What is your favourite memory of the school year?
We’ve been travelling to different places in Canada (Meteghan, Saskatoon and Iqaluit) in Grade 2 on our classroom “plane.” At the beginning of each unit, they have to show their boarding passes, and I check their luggage. The moments as they board the plane and exit are hilarious. One student whispered to me that he is the FBI agent and to not worry, he has his handcuffs if anyone isn’t behaving. Another student tipped me with cash they had made. They also have packed things in their luggage (paper bags with handles) like drawings of their parents, paper phones to call their siblings, a drawing of a special necklace, a favourite game, etc. Some of the things they think are necessary to bring on our trip are pretty funny.
Lori Karoly Szmul
I have a student in Grade 5 who did the classic “bye Mom, love you” as she walked out of my class. She giggled through her embarrassment and decided to make it our thing. Every day she waits to be last, and flounces out the door waving “bye bye, I love you!” Her mom thinks it’s hysterical.
Devon Joel Donahue-Reid
First thing in the morning, a student I’ve really bonded with walks into the room and sees me. He breathes this sigh of relief and says “Oh, thank goodness! I didn’t do my hair properly today either.” Immediately, I frantically started fixing my hair and told him how I’d spent a half hour on my hair that morning. He realizes I’m a bit offended and becomes exasperated at his mistake. He exclaims, “I’m sorry! I’m just trying to bond with you!” Although he didn’t mean to insult me, I loved how he was authentically him at that moment. It made my day, actually, as I had a really good laugh.

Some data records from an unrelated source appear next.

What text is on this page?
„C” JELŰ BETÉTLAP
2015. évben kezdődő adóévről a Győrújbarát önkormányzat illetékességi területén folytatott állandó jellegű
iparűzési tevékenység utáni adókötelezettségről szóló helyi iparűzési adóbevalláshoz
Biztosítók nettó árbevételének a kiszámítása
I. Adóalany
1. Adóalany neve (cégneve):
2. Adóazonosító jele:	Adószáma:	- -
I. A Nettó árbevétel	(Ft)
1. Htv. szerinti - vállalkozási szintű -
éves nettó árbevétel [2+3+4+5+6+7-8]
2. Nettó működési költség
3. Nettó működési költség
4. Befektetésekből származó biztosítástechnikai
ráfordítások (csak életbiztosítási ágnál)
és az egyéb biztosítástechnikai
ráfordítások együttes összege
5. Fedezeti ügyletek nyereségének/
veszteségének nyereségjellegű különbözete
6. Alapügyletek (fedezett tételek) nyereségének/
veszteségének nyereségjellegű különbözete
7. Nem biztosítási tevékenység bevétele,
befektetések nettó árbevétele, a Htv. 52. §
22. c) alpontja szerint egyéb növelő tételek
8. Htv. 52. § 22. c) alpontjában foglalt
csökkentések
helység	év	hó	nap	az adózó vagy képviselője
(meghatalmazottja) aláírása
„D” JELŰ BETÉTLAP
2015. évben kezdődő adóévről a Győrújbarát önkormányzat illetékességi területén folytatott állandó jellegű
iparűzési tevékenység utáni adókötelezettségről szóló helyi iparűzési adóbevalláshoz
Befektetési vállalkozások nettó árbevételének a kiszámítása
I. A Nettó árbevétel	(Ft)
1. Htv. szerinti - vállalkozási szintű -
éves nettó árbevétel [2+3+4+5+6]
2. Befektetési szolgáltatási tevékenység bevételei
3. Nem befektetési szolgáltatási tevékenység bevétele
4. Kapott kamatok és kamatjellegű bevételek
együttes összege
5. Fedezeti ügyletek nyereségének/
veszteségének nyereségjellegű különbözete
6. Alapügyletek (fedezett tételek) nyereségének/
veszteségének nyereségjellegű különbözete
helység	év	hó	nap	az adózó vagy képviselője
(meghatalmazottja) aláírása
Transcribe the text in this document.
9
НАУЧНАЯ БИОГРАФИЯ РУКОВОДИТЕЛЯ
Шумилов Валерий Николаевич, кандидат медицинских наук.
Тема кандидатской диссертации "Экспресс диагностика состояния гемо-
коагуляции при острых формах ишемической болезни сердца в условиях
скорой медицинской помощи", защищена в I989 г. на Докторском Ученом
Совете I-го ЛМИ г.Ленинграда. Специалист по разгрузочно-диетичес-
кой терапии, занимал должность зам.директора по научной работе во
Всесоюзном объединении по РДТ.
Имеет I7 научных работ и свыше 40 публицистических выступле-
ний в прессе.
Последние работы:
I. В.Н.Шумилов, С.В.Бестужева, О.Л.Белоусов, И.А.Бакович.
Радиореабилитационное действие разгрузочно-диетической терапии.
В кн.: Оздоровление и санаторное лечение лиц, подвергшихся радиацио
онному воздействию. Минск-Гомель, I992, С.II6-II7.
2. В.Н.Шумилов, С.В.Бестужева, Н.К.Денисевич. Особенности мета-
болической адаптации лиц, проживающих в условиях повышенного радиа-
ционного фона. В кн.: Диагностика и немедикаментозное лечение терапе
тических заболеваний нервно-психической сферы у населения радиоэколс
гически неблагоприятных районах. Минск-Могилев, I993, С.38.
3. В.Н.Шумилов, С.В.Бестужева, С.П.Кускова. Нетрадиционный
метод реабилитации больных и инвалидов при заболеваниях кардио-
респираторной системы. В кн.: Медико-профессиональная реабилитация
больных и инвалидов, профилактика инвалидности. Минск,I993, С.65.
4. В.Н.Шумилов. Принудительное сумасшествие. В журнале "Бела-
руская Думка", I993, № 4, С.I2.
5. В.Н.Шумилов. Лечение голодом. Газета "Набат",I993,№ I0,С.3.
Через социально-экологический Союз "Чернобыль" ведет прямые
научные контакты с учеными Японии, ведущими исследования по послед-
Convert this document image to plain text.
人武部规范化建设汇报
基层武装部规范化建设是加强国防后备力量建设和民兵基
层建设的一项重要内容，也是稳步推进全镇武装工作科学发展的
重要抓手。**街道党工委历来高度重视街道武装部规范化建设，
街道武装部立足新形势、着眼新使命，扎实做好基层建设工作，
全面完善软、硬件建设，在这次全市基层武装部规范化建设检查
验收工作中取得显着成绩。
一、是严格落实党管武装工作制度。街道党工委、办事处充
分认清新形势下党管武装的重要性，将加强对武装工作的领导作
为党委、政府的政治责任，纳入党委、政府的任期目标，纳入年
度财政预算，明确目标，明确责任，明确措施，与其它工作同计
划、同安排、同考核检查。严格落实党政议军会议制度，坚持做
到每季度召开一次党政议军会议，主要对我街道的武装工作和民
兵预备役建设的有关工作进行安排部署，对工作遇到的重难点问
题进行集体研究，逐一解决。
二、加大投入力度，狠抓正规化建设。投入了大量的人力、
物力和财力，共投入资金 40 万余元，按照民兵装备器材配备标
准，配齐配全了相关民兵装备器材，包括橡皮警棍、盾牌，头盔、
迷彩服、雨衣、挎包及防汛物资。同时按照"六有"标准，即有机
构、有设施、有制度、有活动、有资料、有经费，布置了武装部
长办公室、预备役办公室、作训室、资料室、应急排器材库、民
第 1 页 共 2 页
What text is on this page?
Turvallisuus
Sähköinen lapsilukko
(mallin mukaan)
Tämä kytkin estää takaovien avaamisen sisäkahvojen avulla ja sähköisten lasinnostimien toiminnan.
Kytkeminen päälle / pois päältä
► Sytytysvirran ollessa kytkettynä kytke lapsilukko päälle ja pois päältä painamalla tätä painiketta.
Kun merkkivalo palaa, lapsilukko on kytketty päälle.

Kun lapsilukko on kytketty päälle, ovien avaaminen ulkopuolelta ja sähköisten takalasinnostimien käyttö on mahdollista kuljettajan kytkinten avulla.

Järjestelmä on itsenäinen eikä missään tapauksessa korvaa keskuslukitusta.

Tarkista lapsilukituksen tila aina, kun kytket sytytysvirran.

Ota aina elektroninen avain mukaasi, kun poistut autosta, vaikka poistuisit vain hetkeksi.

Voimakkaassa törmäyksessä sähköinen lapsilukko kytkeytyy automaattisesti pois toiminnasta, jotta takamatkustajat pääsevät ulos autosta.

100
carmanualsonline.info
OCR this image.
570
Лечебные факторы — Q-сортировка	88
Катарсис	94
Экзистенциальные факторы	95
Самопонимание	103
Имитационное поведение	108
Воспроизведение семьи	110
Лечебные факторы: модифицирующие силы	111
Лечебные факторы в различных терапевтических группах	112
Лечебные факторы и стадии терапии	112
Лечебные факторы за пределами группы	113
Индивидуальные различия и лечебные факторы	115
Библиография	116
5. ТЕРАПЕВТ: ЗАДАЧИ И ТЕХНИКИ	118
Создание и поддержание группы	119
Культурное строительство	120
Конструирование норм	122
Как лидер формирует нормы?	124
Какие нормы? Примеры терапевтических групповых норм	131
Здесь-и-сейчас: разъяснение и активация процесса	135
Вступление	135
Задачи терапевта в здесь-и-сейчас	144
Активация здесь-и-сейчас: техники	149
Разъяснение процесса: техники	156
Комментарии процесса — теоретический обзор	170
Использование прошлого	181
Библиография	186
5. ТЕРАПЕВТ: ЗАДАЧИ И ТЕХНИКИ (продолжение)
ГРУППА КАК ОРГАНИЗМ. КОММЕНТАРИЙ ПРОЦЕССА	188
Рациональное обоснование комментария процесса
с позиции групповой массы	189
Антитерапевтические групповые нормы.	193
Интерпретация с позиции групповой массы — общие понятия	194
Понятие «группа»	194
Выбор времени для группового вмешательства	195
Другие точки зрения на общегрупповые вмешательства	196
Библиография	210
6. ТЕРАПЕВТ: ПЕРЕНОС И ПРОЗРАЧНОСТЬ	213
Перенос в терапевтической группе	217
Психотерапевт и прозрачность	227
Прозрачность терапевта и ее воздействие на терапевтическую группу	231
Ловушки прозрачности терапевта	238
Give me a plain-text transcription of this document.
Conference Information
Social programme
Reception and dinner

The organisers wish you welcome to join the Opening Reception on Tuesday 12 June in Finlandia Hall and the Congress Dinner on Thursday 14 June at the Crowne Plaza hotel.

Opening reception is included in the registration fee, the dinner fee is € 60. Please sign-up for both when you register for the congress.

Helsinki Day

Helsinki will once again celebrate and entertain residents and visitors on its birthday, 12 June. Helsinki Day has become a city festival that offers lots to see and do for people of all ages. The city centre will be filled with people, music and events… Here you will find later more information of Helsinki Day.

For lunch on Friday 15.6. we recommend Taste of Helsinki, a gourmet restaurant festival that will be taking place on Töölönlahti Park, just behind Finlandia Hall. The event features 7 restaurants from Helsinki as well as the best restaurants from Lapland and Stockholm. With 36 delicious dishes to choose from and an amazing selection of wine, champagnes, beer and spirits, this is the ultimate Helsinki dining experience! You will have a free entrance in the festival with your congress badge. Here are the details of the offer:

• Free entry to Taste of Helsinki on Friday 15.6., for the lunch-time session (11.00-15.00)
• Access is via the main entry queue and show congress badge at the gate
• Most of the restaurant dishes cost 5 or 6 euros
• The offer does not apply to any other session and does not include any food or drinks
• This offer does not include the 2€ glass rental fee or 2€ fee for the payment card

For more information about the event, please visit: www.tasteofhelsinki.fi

I got to spend an afternoon playing Murder Mystery with a group of students, in which the vast majority of suspects turned out to be KGB double agents. It was glorious.
Going back to visit my students with my two-month-old son. They were in love and so thoughtful, giving him shade (we were outside), smiling and talking gently with him.
Carmen Todosychuk Wasylynuik
After working with a student for almost three years, last week I chaperoned him to Halifax, NS, to participate in the National Skills Competition. I have never taught this provincial gold medalist student a course at school, but I did get to work with him on the side, specific to this national competition. Last week he said to me, “Mrs. Was, you’re not a teacher or a chef, you’re my friend.” To me, the best part of teaching is building relationships and lifelong friendships with the young adults I teach.